Economic challenges: Time to revive PRGF programmes

Since almost all the low-income countries were facing a vicious circle of low growth and pervasive poverty, International Monetary Fund (IMF) introduced the Poverty Reduction and Growth Facility (PRGF), a concessional credit scheme with special focus on sustainable growth and poverty reduction, thus replacing the Enhanced Structural Adjustment Facility (ESAF) in 1999. Under this scheme, the countries can borrow up to 70 per cent of its quota in the IMF at 0.5 per cent interest rate to be repayable in 10 years time with the grace period of 5.5 years. The PRGF supports the economic reform programme directed at strengthening the balance of payments to foster sustainable economic growth leading to higher living standards and poverty reduction.

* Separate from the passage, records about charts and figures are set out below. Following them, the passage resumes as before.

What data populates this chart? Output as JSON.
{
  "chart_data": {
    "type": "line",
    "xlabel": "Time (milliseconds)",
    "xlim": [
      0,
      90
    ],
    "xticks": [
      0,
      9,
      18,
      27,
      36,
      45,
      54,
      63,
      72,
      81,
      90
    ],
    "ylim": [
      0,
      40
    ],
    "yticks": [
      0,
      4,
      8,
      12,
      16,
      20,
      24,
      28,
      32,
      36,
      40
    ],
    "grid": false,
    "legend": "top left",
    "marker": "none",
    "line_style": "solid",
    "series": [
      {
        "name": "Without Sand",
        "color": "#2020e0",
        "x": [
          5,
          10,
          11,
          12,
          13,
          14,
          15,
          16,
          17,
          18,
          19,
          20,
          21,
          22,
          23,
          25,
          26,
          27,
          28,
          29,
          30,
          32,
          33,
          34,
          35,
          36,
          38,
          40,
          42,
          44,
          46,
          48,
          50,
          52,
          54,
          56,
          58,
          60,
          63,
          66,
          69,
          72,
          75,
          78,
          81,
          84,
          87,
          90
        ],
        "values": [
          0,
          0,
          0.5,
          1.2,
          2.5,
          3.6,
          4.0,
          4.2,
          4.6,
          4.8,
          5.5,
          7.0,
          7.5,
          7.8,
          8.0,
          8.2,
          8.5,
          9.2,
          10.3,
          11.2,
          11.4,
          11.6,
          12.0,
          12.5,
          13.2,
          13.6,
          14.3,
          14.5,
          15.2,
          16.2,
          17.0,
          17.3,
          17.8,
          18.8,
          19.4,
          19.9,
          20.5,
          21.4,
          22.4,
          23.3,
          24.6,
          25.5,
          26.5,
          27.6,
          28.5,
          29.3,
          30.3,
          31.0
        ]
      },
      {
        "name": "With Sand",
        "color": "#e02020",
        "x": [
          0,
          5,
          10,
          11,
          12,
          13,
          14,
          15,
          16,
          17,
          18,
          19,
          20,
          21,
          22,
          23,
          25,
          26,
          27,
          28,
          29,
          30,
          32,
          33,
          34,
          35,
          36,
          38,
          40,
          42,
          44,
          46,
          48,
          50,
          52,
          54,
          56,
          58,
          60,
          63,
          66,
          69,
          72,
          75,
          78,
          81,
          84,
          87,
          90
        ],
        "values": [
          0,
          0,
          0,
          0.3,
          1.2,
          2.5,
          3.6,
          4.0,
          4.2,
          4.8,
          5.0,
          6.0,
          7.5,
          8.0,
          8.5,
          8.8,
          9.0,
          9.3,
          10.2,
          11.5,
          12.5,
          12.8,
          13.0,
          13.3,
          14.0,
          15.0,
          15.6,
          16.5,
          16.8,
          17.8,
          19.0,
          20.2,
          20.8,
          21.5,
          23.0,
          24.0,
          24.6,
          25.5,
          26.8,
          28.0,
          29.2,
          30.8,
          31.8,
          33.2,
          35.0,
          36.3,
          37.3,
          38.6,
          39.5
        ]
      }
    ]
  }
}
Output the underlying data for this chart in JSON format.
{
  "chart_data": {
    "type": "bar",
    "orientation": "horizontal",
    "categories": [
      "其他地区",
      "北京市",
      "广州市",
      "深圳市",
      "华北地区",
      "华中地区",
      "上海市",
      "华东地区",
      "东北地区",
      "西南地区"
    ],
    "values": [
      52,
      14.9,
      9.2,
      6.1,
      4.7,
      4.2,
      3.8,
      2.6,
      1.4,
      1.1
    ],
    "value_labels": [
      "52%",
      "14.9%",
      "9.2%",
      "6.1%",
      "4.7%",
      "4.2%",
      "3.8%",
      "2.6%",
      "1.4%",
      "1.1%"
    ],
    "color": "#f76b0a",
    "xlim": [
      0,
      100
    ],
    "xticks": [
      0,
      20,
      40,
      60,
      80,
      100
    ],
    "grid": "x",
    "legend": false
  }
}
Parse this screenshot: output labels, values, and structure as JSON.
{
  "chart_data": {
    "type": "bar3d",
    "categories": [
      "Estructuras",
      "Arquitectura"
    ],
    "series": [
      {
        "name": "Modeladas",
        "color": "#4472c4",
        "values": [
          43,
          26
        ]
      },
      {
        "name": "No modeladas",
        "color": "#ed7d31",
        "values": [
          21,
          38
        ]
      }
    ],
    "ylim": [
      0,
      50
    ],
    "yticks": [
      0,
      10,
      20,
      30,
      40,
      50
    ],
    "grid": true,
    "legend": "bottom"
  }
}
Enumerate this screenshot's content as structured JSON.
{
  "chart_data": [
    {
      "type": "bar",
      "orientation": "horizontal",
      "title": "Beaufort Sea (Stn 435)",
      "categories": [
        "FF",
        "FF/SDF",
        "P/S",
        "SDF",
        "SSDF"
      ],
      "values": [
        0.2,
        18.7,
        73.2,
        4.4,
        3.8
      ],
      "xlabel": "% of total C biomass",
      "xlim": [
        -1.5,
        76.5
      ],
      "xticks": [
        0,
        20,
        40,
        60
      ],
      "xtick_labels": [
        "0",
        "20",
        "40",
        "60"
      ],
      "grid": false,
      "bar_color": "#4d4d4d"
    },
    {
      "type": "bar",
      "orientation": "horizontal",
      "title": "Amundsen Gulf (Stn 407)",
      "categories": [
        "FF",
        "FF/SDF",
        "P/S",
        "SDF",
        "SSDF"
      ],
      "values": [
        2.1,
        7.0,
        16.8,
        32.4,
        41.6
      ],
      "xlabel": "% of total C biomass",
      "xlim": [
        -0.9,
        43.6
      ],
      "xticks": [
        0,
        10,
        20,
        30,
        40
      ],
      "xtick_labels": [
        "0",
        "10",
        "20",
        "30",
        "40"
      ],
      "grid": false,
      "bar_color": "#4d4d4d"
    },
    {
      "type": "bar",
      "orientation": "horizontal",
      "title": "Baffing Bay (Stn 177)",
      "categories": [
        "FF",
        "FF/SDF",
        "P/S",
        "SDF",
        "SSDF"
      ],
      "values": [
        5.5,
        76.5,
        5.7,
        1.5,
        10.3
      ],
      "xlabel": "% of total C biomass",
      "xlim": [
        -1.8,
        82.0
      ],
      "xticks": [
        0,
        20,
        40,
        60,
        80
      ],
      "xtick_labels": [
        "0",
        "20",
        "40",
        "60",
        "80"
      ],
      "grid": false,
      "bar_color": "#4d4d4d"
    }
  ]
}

After the restoration of multiparty democracy in 1990, Nepal adopted a liberal economic policy and reform programme along with the introduction of the ESAF in early 1990s and recorded an encouraging macroeconomic performance in this period. But the growth and reform process slowed in the late 1990s due to political instability. However, in order to address the problems of low growth, and poverty and insurgency, the government prepared the Poverty Reduction Strategy Paper (PRSP), which is also included in the Tenth Plan (2002-07). This strategy consists of four pillars of broad-based growth, social sector development, target programmes for the poor and improved governance in 2002. As a result, Nepal entered into a three-year PRGF arrangement for the first time in November 2003, following the IMF’s approval of Special Drawing Rights, for which Nepal obtained $72 million. Each instalment was made subject to the completion of each six and a half yearly performance reviews.

The PRGF-supported programmes aim at improving the conditions for sustainable growth and poverty reduction through better expenditure prioritisation, structural reforms and improvement in governance. It opens the door to World Bank credit programme, including the Poverty Reduction Support Credit (PRSC), which amounts to about $70 million every year and provides ground to other donor agencies. Hence, this programme is important for making available the resources for development.

The IMF completed the first performance review in October 2004. The second instalment of $10.3 million was then released. During the pre-PRGF period and one year PRGF period, the economy was strengthened. But much had to be done on the reform side and poverty reduction.

The country, unfortunately, came under the King’s direct rule, leading not only to political but economic dark era. Although continuation of reform was mentioned in the King’s proclamation, the direct rule not only brought the economic reform process to a halt but also backtracked it. Macroeconomic policies were started erratically.

The World Bank suspended the PRSC while the IMF withheld the PRGF. During the 14-month period, macroeconomic policies were affected, and physical infrastructure continued to be destroyed by the insurgents. Huge non-budgetary expenses, which amounted to Rs 3.2 billion during the first nine months of the current fiscal year and other unproductive expenditure, and negative revenue growth, resulted in high deficit, while inflation rose to eight per cent.

The changed scenario could now pave the way for peace and development. But the economy is in a critical stage with lot of challenges like reducing huge fiscal deficit to a manageable level, controlling accelerating inflation, reducing poverty level as well as enhancing economic activities. As per the Ministry of Finance’s rough estimate, Nepal needs $1.2 billion for the rehabilitation and reconstruction of the infrastructure alone. In this context, the Finance Minister’s meet with the donor community, which has asked the government for the economic programme/action plan for which they are ready to aid Nepal, is significant. The people cannot be made to wait during the transitional period, which could take three to four years, for development activities. The economic programmes have to be carried out parallel to the political problem resolution process.

In such a situation, instead of preparing a new economic programme, the government should ask the IMF to revive the PRGF, which expires on November 18, and revise the PRGF-supported programme in line with the rehabilitation and reconstruction needs. In such a transitional period, the donor community, including the IMF and World Bank, should consider making the conditions more flexible. Once the PRGF-supported programmes continue, it will open the door to all the donor agencies. Hence, there would be no problem for mobilising the amount needed for reconstruction process and accelerating other development activities. Nonetheless, enhancing implementation capacity remains a major challenge.